Dalam kondisi sulit ini, pemerintah masih mempertahankan kebijakan memberikan subsidi pada sejumlah komoditas energi. Pemerintah memilih tidak menaikkan harga BBM jenis tertentu, LPG subsidi 3 kg, dan juga tarif listrik di bawah 3.000 VA. Langkah demikian tentu memiliki konsekuensi cukup berat bagi fiskal negara karena pemerintah harus menyiapkan lonjakan anggaran subsidi hingga lebih dari Rp 500 triliun pada tahun ini.

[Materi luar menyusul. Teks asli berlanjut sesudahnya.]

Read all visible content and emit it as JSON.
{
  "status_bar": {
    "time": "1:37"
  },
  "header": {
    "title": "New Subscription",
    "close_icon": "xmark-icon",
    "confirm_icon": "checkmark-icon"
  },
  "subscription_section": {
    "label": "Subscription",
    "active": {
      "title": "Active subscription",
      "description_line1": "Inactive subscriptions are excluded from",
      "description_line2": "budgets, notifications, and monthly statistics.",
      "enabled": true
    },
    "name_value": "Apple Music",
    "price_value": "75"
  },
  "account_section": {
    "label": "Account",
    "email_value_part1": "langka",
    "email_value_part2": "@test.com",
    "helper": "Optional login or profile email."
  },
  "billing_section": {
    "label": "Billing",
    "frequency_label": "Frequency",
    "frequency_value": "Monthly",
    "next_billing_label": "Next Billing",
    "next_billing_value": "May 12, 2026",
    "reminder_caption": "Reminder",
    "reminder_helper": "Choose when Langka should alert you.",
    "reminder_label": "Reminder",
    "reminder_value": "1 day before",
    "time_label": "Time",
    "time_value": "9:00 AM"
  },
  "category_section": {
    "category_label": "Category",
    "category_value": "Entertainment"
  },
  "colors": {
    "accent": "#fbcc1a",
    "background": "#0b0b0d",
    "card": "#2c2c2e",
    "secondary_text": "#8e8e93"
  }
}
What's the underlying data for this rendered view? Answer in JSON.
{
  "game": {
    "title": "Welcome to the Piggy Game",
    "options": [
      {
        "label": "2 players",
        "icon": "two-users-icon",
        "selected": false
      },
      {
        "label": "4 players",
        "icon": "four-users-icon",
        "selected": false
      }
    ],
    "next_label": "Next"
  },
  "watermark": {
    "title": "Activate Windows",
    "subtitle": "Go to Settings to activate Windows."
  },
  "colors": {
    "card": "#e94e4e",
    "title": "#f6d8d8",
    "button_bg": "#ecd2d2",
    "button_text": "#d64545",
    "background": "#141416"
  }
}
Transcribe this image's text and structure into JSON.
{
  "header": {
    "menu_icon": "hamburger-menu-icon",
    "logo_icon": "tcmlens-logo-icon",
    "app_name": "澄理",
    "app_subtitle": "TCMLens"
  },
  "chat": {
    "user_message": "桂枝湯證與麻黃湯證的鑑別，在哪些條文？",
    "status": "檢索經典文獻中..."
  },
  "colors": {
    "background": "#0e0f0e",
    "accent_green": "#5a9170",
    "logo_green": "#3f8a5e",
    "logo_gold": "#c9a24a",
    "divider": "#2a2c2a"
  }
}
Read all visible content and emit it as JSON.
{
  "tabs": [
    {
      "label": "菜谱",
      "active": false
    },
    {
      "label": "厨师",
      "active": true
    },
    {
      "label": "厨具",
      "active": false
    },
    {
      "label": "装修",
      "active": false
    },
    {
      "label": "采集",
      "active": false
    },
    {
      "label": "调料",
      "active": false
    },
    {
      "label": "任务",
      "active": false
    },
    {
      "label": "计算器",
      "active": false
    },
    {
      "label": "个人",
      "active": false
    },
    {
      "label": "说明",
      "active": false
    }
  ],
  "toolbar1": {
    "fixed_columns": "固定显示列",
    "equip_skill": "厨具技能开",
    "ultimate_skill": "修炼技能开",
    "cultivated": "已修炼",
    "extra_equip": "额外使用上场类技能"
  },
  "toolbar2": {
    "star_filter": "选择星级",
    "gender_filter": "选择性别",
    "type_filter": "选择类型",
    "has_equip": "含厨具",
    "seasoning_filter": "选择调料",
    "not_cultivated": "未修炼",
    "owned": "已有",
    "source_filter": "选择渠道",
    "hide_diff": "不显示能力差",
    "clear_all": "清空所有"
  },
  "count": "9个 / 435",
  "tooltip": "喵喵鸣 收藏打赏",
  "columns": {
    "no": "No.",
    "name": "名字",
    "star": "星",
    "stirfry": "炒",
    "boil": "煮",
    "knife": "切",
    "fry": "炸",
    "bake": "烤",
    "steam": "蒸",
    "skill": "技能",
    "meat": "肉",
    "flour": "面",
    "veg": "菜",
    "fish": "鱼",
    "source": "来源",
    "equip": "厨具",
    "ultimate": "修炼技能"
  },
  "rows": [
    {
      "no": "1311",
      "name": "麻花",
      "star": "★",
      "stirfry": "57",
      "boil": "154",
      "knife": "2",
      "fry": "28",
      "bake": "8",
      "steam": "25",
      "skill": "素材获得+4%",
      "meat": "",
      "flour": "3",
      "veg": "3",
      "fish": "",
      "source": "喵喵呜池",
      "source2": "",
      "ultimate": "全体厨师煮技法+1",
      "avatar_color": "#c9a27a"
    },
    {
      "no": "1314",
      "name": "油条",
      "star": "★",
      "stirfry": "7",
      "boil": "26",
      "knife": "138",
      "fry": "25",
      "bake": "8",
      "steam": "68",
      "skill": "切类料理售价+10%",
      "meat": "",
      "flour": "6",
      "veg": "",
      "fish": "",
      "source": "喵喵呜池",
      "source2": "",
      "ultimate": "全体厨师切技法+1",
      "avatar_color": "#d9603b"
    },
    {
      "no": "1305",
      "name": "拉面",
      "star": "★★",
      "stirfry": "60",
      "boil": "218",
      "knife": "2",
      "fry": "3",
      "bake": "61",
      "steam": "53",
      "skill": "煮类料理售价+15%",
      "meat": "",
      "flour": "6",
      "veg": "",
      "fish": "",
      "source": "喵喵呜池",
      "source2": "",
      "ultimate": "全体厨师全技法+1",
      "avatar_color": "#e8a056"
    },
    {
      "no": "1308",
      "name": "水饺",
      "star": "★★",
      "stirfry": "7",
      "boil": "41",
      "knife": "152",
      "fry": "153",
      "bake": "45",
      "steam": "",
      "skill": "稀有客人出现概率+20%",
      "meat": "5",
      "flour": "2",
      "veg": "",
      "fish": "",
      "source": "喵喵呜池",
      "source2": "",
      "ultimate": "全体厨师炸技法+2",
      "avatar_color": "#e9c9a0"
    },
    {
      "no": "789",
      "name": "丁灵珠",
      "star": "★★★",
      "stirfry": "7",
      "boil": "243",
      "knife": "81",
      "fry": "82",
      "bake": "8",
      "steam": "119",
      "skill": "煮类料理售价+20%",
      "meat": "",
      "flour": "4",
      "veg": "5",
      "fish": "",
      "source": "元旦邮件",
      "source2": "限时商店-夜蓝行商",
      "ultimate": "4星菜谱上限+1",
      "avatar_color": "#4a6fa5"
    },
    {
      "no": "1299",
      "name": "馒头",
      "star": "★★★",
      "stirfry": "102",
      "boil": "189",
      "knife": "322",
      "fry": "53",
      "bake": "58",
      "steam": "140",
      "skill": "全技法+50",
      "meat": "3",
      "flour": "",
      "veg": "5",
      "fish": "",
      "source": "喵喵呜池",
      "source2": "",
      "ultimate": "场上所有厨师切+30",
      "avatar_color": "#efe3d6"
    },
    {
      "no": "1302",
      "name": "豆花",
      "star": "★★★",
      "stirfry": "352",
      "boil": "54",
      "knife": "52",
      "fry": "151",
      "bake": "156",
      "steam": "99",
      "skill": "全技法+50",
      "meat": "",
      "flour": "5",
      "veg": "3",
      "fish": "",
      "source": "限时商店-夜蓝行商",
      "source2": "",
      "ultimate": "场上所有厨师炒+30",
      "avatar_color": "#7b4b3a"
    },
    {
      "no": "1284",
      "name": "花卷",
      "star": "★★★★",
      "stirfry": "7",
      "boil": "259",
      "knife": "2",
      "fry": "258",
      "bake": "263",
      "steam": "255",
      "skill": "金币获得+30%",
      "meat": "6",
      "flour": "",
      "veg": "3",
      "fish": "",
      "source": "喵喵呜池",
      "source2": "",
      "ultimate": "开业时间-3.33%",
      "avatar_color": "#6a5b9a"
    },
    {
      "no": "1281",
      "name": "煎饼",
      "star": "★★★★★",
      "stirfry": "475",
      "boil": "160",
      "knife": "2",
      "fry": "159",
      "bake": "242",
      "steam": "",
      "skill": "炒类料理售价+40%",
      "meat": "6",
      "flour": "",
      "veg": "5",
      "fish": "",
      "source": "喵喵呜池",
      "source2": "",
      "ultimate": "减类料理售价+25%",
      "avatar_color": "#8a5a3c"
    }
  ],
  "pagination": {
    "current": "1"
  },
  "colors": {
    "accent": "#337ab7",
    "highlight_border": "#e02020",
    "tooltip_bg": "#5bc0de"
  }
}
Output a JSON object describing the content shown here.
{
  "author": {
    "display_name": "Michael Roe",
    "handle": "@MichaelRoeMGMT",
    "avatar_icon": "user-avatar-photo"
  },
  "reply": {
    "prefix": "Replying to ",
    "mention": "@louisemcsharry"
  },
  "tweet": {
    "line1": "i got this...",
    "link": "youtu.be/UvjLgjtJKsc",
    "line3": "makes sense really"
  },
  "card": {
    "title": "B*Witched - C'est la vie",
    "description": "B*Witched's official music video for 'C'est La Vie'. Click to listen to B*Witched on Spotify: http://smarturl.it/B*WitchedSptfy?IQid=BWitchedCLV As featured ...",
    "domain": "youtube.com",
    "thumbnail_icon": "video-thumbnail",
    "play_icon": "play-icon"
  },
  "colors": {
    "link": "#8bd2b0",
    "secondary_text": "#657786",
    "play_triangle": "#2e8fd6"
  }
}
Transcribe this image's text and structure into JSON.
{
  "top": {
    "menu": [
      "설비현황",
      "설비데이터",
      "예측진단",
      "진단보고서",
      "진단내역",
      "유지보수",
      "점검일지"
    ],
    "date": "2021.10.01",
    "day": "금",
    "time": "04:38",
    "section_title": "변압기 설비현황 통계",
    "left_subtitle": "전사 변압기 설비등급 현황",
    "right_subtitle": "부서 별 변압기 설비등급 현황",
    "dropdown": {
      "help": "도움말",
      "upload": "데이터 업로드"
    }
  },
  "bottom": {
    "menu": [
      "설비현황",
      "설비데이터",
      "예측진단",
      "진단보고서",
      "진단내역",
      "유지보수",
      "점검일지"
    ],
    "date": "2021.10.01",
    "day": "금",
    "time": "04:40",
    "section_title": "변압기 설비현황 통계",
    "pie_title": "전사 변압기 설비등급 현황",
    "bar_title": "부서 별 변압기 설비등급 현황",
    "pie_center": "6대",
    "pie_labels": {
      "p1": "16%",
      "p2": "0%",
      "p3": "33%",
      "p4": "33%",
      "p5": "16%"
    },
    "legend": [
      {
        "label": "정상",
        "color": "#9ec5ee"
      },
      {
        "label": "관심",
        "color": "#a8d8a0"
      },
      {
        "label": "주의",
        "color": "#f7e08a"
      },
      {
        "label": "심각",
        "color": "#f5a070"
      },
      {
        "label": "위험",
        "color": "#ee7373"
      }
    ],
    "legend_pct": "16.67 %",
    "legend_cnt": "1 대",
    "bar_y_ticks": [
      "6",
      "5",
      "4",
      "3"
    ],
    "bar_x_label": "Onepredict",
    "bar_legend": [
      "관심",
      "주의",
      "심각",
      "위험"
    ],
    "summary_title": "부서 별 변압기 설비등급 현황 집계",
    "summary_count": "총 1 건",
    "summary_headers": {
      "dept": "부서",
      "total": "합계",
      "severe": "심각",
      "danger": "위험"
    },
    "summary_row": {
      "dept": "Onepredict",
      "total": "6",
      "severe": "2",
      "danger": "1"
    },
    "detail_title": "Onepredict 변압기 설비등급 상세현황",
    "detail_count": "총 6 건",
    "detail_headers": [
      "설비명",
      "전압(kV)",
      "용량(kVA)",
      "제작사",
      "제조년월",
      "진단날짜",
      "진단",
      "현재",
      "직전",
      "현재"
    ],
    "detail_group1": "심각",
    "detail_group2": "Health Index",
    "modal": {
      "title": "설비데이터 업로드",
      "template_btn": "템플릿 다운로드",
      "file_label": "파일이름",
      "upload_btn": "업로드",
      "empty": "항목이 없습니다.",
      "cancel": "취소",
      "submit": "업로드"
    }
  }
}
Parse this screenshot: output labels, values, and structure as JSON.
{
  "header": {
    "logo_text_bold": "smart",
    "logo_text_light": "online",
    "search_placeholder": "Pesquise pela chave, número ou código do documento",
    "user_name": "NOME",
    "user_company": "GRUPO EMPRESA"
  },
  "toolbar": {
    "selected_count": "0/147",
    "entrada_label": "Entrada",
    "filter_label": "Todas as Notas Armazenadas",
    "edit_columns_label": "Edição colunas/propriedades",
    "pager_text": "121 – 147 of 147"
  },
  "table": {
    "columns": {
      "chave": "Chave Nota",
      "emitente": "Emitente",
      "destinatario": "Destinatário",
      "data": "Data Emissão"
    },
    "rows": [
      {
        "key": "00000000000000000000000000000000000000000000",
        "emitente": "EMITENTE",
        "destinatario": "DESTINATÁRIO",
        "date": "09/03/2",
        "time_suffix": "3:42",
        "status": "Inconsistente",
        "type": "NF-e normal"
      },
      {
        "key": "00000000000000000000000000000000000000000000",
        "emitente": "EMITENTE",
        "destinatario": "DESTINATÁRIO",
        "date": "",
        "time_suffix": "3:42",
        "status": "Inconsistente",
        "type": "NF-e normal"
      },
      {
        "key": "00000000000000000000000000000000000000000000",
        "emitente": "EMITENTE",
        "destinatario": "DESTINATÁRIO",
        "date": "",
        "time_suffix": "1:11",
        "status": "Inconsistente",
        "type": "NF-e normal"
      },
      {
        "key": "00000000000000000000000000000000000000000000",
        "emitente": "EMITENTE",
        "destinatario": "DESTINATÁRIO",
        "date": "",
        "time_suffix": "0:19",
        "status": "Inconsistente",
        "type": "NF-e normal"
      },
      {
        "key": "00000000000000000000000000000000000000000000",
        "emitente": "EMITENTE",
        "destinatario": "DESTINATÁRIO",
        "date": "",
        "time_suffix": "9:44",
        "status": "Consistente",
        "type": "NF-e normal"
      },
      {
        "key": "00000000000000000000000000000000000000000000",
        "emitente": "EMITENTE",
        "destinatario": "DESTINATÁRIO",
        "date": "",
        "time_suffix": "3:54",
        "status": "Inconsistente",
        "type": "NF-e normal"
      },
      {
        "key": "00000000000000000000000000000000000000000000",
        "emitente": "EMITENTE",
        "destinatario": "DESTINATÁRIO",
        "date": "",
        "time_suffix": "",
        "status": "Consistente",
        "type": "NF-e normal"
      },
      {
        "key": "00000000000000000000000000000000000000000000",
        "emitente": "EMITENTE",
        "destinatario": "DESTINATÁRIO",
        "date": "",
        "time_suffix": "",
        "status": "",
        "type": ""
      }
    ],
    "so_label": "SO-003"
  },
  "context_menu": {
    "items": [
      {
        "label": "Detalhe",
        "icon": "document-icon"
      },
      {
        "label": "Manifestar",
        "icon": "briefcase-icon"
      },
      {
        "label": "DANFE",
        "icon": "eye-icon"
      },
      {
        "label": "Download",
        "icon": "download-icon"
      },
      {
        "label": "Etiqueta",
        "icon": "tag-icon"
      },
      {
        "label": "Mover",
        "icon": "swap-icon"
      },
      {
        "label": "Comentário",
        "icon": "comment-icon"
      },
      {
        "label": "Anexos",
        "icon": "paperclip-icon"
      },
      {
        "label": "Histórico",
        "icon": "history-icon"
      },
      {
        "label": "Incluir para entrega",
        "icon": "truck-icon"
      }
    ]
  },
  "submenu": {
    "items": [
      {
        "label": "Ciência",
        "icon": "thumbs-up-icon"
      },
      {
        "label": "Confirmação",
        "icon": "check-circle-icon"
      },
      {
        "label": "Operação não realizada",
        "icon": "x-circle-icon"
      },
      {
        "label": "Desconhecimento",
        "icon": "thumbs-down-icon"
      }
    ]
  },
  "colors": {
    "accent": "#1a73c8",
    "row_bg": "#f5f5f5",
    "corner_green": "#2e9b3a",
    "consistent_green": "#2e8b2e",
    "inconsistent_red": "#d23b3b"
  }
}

Namun, harapannya dengan kucuran subsidi yang kian membesar itu kondisi makro ekonomi nasional tetap terkendali. Inflasi relatif terkontrol sehingga daya beli masyarakat tetap stabil tinggi. Perekonomian tetap berjalan dinamis tanpa gejolak sehingga pertumbuhan ekonomi nasional dapat terus ditingkatkan dalam masa pemulihan pascapandemi ini.
Mengelola subsidi
Dalam laporan Nota Keuangan APBN Tahun 2022 disebutkan bahwa dalam melaksanakan program pengelolaan subsidi energi, pemerintah menghadapi berbagai tantangan. Di antaranya distribusi subsidi BBM dan LPG tabung 3 kg masih bersifat terbuka; belum optimalnya pengawasan terhadap penjualan barang bersubsidi; faktor eksternal dan situasi geopolitik internasional yang dapat berpengaruh terhadap fluktuasi ICP, harga produk BBM, harga produk LPG, serta stabilitas nilai tukar rupiah.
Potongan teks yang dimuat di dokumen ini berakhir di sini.